The Justice Department successfully convinced a federal judge that when the White House announced that President Trump was declassifying certain documents from the Russia investigation, he didn’t actually declassify the materials.
U.S. District Judge Amit P. Mehta ruled in the Justice Department’s favor Tuesday, in a case brought by media outlets seeking unredacted versions of the DOJ applications to surveil ex-Trump campaign advisor Carter Page. The Justice Department has resisted removing the redactions in part it because it has claimed some parts of the applications remain classified and thus not covered by the Freedom of Information Act.
The challengers countered with a September 2018 press release from then-White House Press Secretary Sarah Huckabee Sanders that said that Trump had “directed” that the Page warrants be declassified.

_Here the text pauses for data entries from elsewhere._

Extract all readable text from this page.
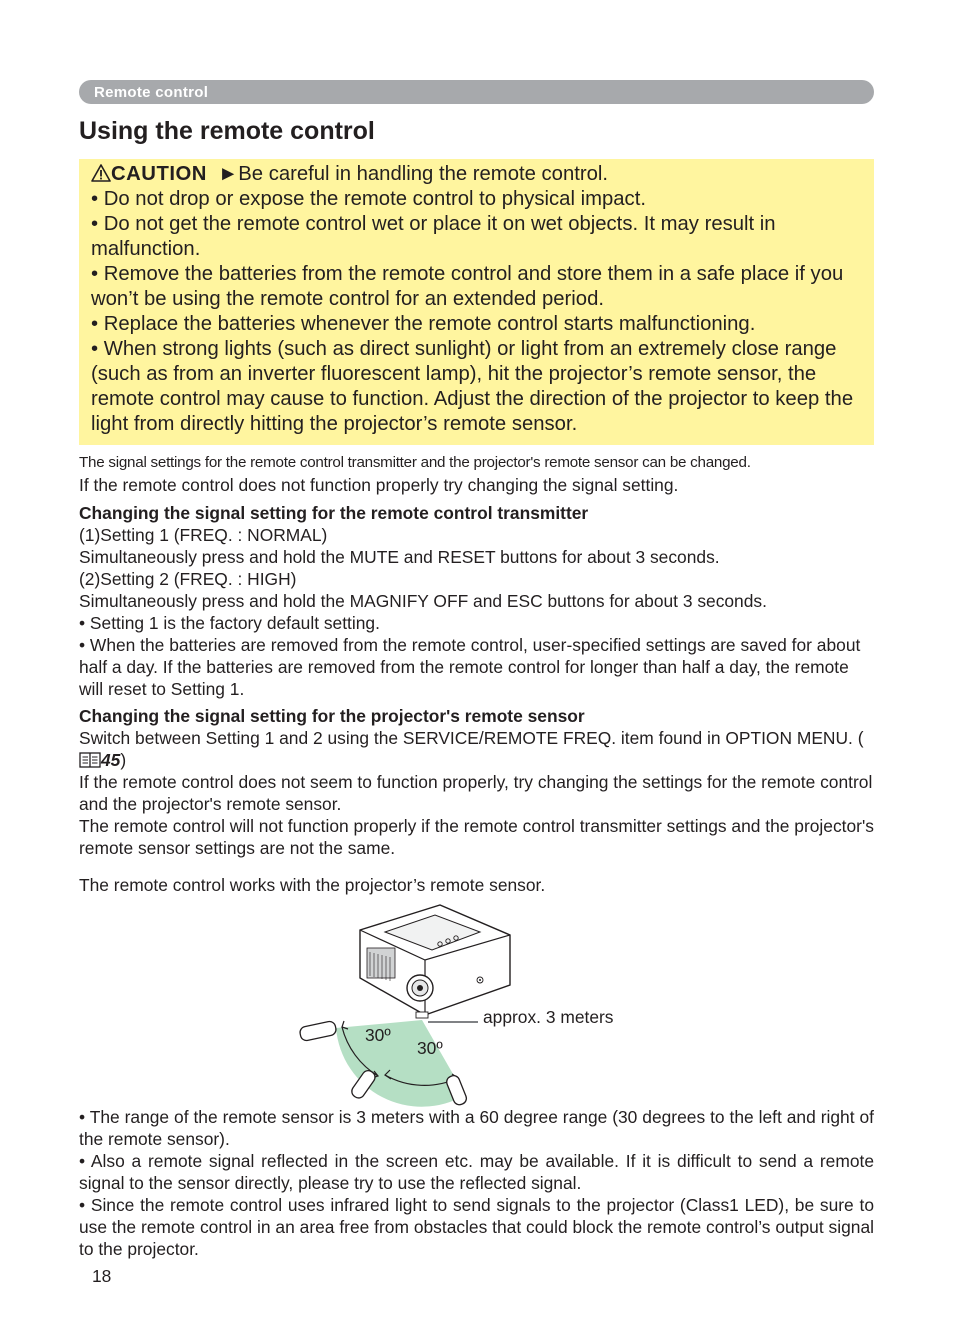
Remote control
Using the remote control

CAUTION ►Be careful in handling the remote control.

• Do not drop or expose the remote control to physical impact.

• Do not get the remote control wet or place it on wet objects. It may result in malfunction.

• Remove the batteries from the remote control and store them in a safe place if you won’t be using the remote control for an extended period.

• Replace the batteries whenever the remote control starts malfunctioning.

• When strong lights (such as direct sunlight) or light from an extremely close range (such as from an inverter fluorescent lamp), hit the projector’s remote sensor, the remote control may cause to function. Adjust the direction of the projector to keep the light from directly hitting the projector’s remote sensor.

The signal settings for the remote control transmitter and the projector's remote sensor can be changed.

If the remote control does not function properly try changing the signal setting.

Changing the signal setting for the remote control transmitter

(1)Setting 1 (FREQ. : NORMAL)

Simultaneously press and hold the MUTE and RESET buttons for about 3 seconds.

(2)Setting 2 (FREQ. : HIGH)

Simultaneously press and hold the MAGNIFY OFF and ESC buttons for about 3 seconds.

• Setting 1 is the factory default setting.

• When the batteries are removed from the remote control, user-specified settings are saved for about half a day. If the batteries are removed from the remote control for longer than half a day, the remote will reset to Setting 1.

Changing the signal setting for the projector's remote sensor

Switch between Setting 1 and 2 using the SERVICE/REMOTE FREQ. item found in OPTION MENU. (45)

If the remote control does not seem to function properly, try changing the settings for the remote control and the projector's remote sensor.

The remote control will not function properly if the remote control transmitter settings and the projector's remote sensor settings are not the same.

The remote control works with the projector’s remote sensor.

approx. 3 meters
30º
30º

• The range of the remote sensor is 3 meters with a 60 degree range (30 degrees to the left and right of the remote sensor).

• Also a remote signal reflected in the screen etc. may be available. If it is difficult to send a remote signal to the sensor directly, please try to use the reflected signal.

• Since the remote control uses infrared light to send signals to the projector (Class1 LED), be sure to use the remote control in an area free from obstacles that could block the remote control’s output signal to the projector.

18
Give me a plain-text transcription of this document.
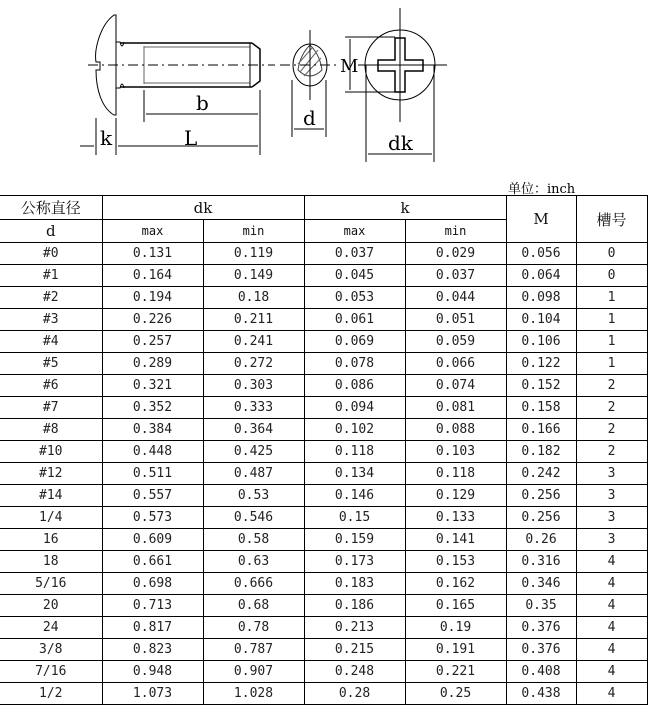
b
L
k
d
M
dk
单位：inch
公称直径	dk		k		M	槽号
d	max	min	max	min		
#0	0.131	0.119	0.037	0.029	0.056	0
#1	0.164	0.149	0.045	0.037	0.064	0
#2	0.194	0.18	0.053	0.044	0.098	1
#3	0.226	0.211	0.061	0.051	0.104	1
#4	0.257	0.241	0.069	0.059	0.106	1
#5	0.289	0.272	0.078	0.066	0.122	1
#6	0.321	0.303	0.086	0.074	0.152	2
#7	0.352	0.333	0.094	0.081	0.158	2
#8	0.384	0.364	0.102	0.088	0.166	2
#10	0.448	0.425	0.118	0.103	0.182	2
#12	0.511	0.487	0.134	0.118	0.242	3
#14	0.557	0.53	0.146	0.129	0.256	3
1/4	0.573	0.546	0.15	0.133	0.256	3
16	0.609	0.58	0.159	0.141	0.26	3
18	0.661	0.63	0.173	0.153	0.316	4
5/16	0.698	0.666	0.183	0.162	0.346	4
20	0.713	0.68	0.186	0.165	0.35	4
24	0.817	0.78	0.213	0.19	0.376	4
3/8	0.823	0.787	0.215	0.191	0.376	4
7/16	0.948	0.907	0.248	0.221	0.408	4
1/2	1.073	1.028	0.28	0.25	0.438	4
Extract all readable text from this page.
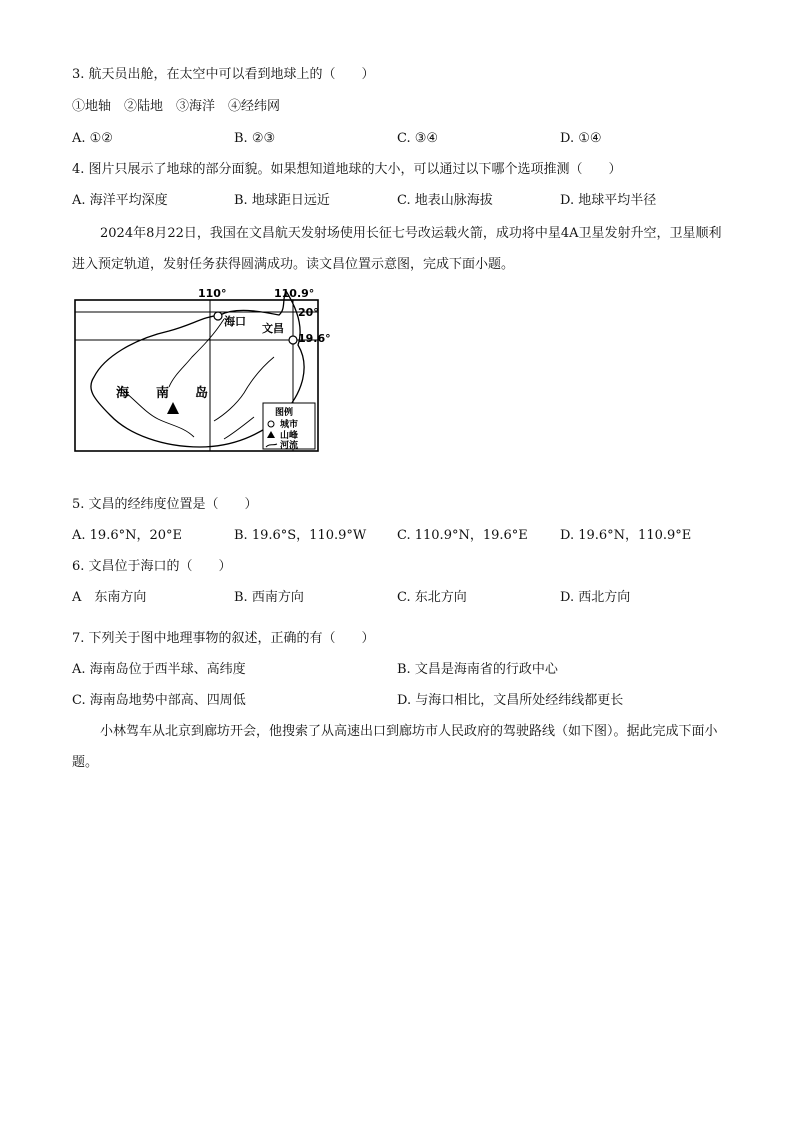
3. 航天员出舱，在太空中可以看到地球上的（　　）
①地轴　②陆地　③海洋　④经纬网
A. ①②	B. ②③	C. ③④	D. ①④
4. 图片只展示了地球的部分面貌。如果想知道地球的大小，可以通过以下哪个选项推测（　　）
A. 海洋平均深度	B. 地球距日远近	C. 地表山脉海拔	D. 地球平均半径
2024年8月22日，我国在文昌航天发射场使用长征七号改运载火箭，成功将中星4A卫星发射升空，卫星顺利进入预定轨道，发射任务获得圆满成功。读文昌位置示意图，完成下面小题。
110°	110.9°
20°
19.6°
海口
文昌
海 南 岛
图例
城市
山峰
河流
5. 文昌的经纬度位置是（　　）
A. 19.6°N，20°E	B. 19.6°S，110.9°W C. 110.9°N，19.6°E D. 19.6°N，110.9°E
6. 文昌位于海口的（　　）
A　东南方向	B. 西南方向	C. 东北方向	D. 西北方向
7. 下列关于图中地理事物的叙述，正确的有（　　）
A. 海南岛位于西半球、高纬度	B. 文昌是海南省的行政中心
C. 海南岛地势中部高、四周低	D. 与海口相比，文昌所处经纬线都更长
小林驾车从北京到廊坊开会，他搜索了从高速出口到廊坊市人民政府的驾驶路线（如下图）。据此完成下面小题。
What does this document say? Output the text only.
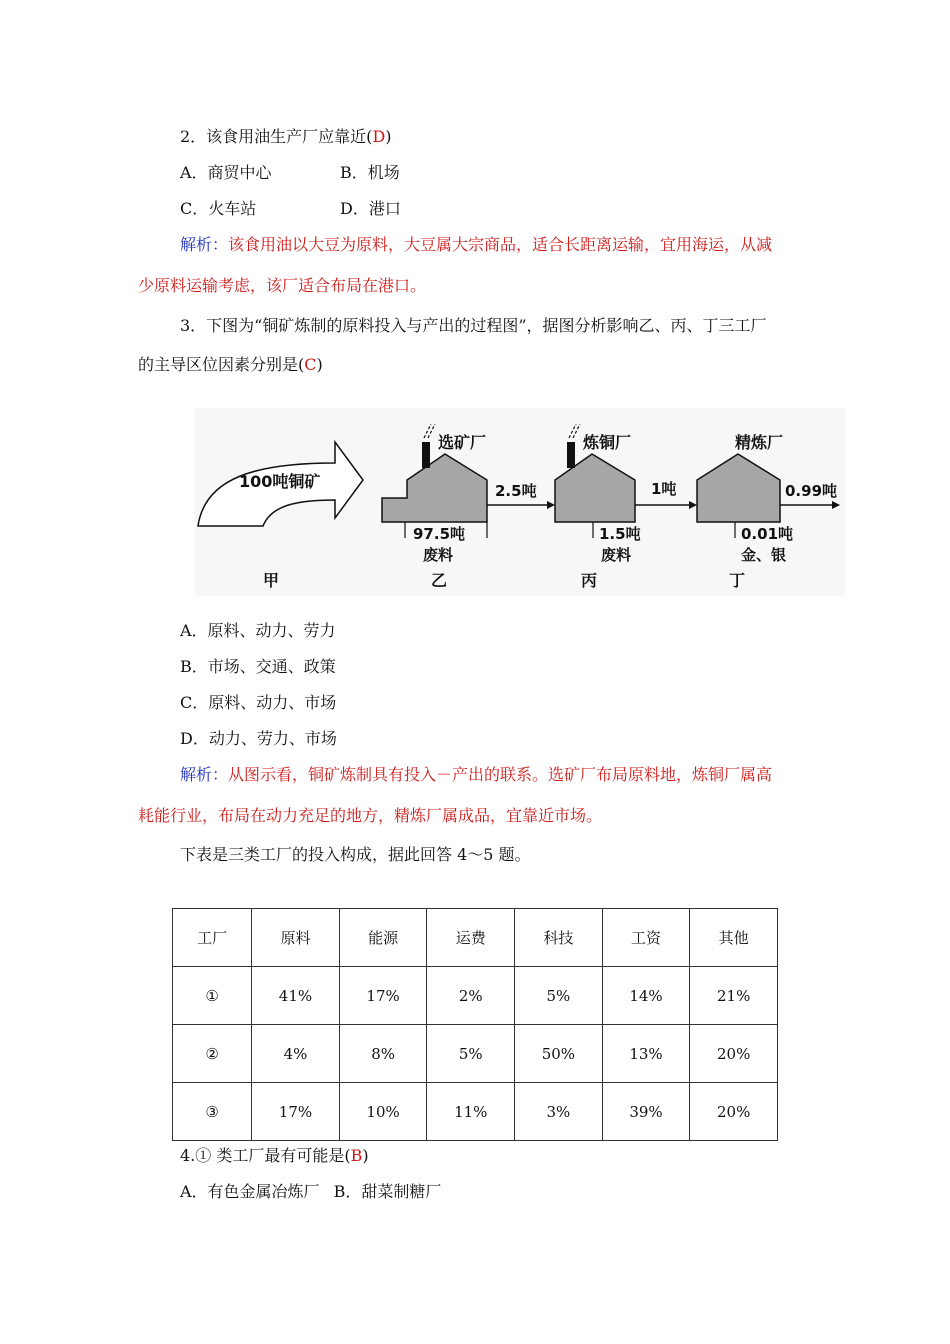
2．该食用油生产厂应靠近(D)
A．商贸中心	B．机场
C．火车站	D．港口
解析：该食用油以大豆为原料，大豆属大宗商品，适合长距离运输，宜用海运，从减
少原料运输考虑，该厂适合布局在港口。
3．下图为“铜矿炼制的原料投入与产出的过程图”，据图分析影响乙、丙、丁三工厂
的主导区位因素分别是(C)
100吨铜矿
选矿厂
2.5吨
97.5吨
废料
炼铜厂
1吨
1.5吨
废料
精炼厂
0.99吨
0.01吨
金、银
甲	乙	丙	丁
A．原料、动力、劳力
B．市场、交通、政策
C．原料、动力、市场
D．动力、劳力、市场
解析：从图示看，铜矿炼制具有投入－产出的联系。选矿厂布局原料地，炼铜厂属高
耗能行业，布局在动力充足的地方，精炼厂属成品，宜靠近市场。
下表是三类工厂的投入构成，据此回答 4～5 题。
工厂	原料	能源	运费	科技	工资	其他
①	41%	17%	2%	5%	14%	21%
②	4%	8%	5%	50%	13%	20%
③	17%	10%	11%	3%	39%	20%
4.① 类工厂最有可能是(B)
A．有色金属冶炼厂 B．甜菜制糖厂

At an earlier stage in the proceedings, Mehta had said that the press release was ambiguous enough for the case to move forward, while the judge rejected a DOJ request to resolve the case in its favor then.
Since then, the Justice Department filed a declaration from a top DOJ official claiming that the department never actually received a declassification order after Sanders’ statement. The declaration said that after it consulted with the White House, it was informed that no such order requiring immediate declassification of the documents existed.
“DOJ’s declaration now makes clear that the Press Release was not a declassification order,” Judge Mehta explained, denying the media outlets the unredacted documents.